Texas State Republican Senator Dan Patrick added to the exchange in an address on his Facebook page:
The Governor of Texas does not write the budget and cannot guarantee expenditures now, or in the future. The legislature also cannot guarantee spending beyond the 2 year budget cycle we pass each session. You can plan to spend money beyond two years, but you cannot guarantee it…It is not possible, practical, or allowed by the Constitution, to guarantee monies beyond the budget cycle, Texas House and Senate Democrats understand this, but apparently Texas Democrat Congressmen do not.
It remains clear that Congressmen in Washington do not know their federal or state Constitutional limits. The $26 billion package was a bad idea to begin with, but Doggett took it to the next level by requiring an unconstitutional act by Governor Perry to receive Texas’s share of the funds.
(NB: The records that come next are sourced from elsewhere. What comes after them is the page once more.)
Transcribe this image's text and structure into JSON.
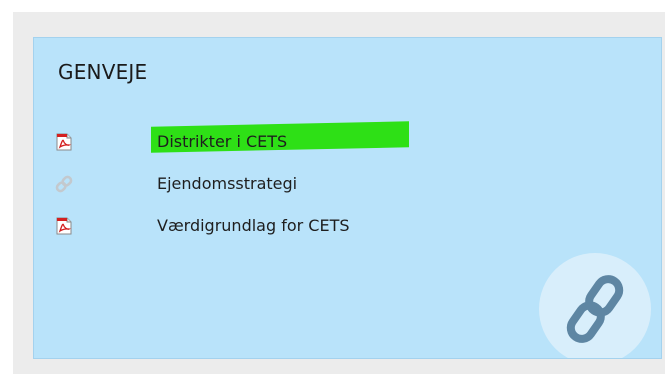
{
  "shortcuts": {
    "title": "GENVEJE",
    "items": [
      {
        "label": "Distrikter i CETS",
        "icon": "pdf-icon",
        "highlighted": true
      },
      {
        "label": "Ejendomsstrategi",
        "icon": "link-icon",
        "highlighted": false
      },
      {
        "label": "Værdigrundlag for CETS",
        "icon": "pdf-icon",
        "highlighted": false
      }
    ],
    "badge_icon": "link-icon"
  },
  "colors": {
    "panel_bg": "#b9e3fa",
    "frame_bg": "#ececec",
    "highlight": "#2ee016",
    "pdf_red": "#d42020"
  }
}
Perry stood up to Doggett’s actions, bolding stating:
It is unfortunate that Washington continues to play partisan games with Texans’ tax dollars and the very future of our children … Texas will not surrender to Washington’s one-size-fits-all, deficit-spending mindset or let Washington do to the Texas budget what they have done to the federal budget.
We’ll continue to work with state leaders, including the attorney general, to fight this injustice.
Perry is carrying the state’s slogan “Don’t mess with Texas” very well in this battle. He has the backing of Texas’s Lieutenant Governor David Dewhurst, Attorney General Greg Abbot, and other top Texas officials, but it remains to be see how this will play out. My San Antonio suggests that Congress could appeal the Doggett Amendment, which Doggett strongly opposes. The Department of Education could also interpret the bill’s language that takes the Texas Constitution into account. Regardless, with elections a little more than two months away you can bet this will remain in the political spotlight in Texas.